Good signs: Sales taxes, airport growth

December 22, 2012

A jump in sales tax revenues and a helicopter maintenance facility planned for the airport are signs that an ailing economy is on the mend, according to Granbury City Manager Wayne McKethan.

McKethan said that last year was a record year for sales tax revenues, but the first few months of the current fiscal year have proven to be even better – 10 percent higher than last year’s, he said.

“We’re feeling very good about the sales tax activity going on in the city of Granbury,” McKethan stated earlier this week. “I think everybody’s feeling a little more comfortable with the economy. We’re seeing more traffic and more business activity. Everything in the economy seems to be going up here.”

McKethan said the planned Knox Ranch residential development west of town near the airport will have a significant impact on the economy, as will a regional maintenance center at the airport that will service helicopters from Texas, New Mexico, Oklahoma and Arkansas. In addition to creating new jobs, the center will bring in pilots who will stay in local hotels and eat in local restaurants, he said.

Last week, the Granbury City Council approved the airport hangar lease contract with Air-Evac EMS, Inc., which has agreed to move its regional maintenance facility to Granbury. The company will be paying the city for use of a 100 by 100 hangar and will hire as many as 10 employees. Their salaries will average between $60,000 and $70,000.

“We see that as a real stimulus for our economy,” McKethan said.

The hangar is expected to be completed in April. The Texas Department of Transportation (TxDOT) has committed a half million in grant funds for taxiways.

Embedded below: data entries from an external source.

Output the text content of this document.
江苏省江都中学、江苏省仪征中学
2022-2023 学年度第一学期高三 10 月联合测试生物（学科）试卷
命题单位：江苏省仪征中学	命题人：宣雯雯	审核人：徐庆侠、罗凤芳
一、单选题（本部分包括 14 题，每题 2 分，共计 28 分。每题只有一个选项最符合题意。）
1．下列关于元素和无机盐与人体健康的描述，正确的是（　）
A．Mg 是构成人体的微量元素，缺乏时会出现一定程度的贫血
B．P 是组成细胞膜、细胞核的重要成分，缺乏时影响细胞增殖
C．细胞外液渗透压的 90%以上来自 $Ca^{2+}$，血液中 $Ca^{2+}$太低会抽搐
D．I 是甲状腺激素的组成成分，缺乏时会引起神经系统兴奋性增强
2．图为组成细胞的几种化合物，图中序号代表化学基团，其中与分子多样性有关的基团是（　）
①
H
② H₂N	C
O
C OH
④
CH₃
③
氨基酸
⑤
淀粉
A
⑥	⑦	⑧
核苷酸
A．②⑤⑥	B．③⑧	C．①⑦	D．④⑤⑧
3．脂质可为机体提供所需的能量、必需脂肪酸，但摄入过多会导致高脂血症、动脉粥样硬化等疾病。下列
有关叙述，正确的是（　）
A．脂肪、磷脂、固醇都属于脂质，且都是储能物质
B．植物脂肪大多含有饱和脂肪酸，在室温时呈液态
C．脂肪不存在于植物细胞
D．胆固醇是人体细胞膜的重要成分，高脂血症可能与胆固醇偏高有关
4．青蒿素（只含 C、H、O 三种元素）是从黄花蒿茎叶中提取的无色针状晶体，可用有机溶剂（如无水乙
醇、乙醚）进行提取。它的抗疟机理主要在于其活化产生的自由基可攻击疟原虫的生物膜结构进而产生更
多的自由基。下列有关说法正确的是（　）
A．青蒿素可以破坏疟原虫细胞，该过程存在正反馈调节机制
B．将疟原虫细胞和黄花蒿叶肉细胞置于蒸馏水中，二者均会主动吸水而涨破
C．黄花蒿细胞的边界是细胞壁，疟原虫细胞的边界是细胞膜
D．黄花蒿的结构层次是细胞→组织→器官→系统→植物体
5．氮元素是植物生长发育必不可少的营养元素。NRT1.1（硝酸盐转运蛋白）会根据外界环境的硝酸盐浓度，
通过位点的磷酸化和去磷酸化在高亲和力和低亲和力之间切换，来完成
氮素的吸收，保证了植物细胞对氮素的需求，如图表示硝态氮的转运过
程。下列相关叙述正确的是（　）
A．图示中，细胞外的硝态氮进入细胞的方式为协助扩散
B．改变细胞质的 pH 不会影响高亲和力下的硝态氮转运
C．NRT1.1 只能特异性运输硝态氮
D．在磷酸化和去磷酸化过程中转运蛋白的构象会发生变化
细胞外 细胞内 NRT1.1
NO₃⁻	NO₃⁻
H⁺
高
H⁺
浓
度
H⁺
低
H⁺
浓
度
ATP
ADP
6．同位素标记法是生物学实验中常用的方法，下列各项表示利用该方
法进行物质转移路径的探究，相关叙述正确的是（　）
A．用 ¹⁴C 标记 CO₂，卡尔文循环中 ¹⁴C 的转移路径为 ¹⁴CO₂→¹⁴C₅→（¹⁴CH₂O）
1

McKethan said the transportation agency has not yet given a date on when the taxiways will be completed.

The hangar contract is for three, five-year terms, at $1,432 per month, which is the cost of financing for the hangar.

McKethan said that another hangar will be built to house four large King Air airplanes that are independently owned.

“We have a list of 66 planes waiting for hangars,” the city manager said, adding that the city has budgeted $1.6 million for hangars “to create that cash flow for the airport.”

“The fact that we get to house the airplanes here – it creates additional revenues,” McKethan said. “That’s very good cash flow as well.”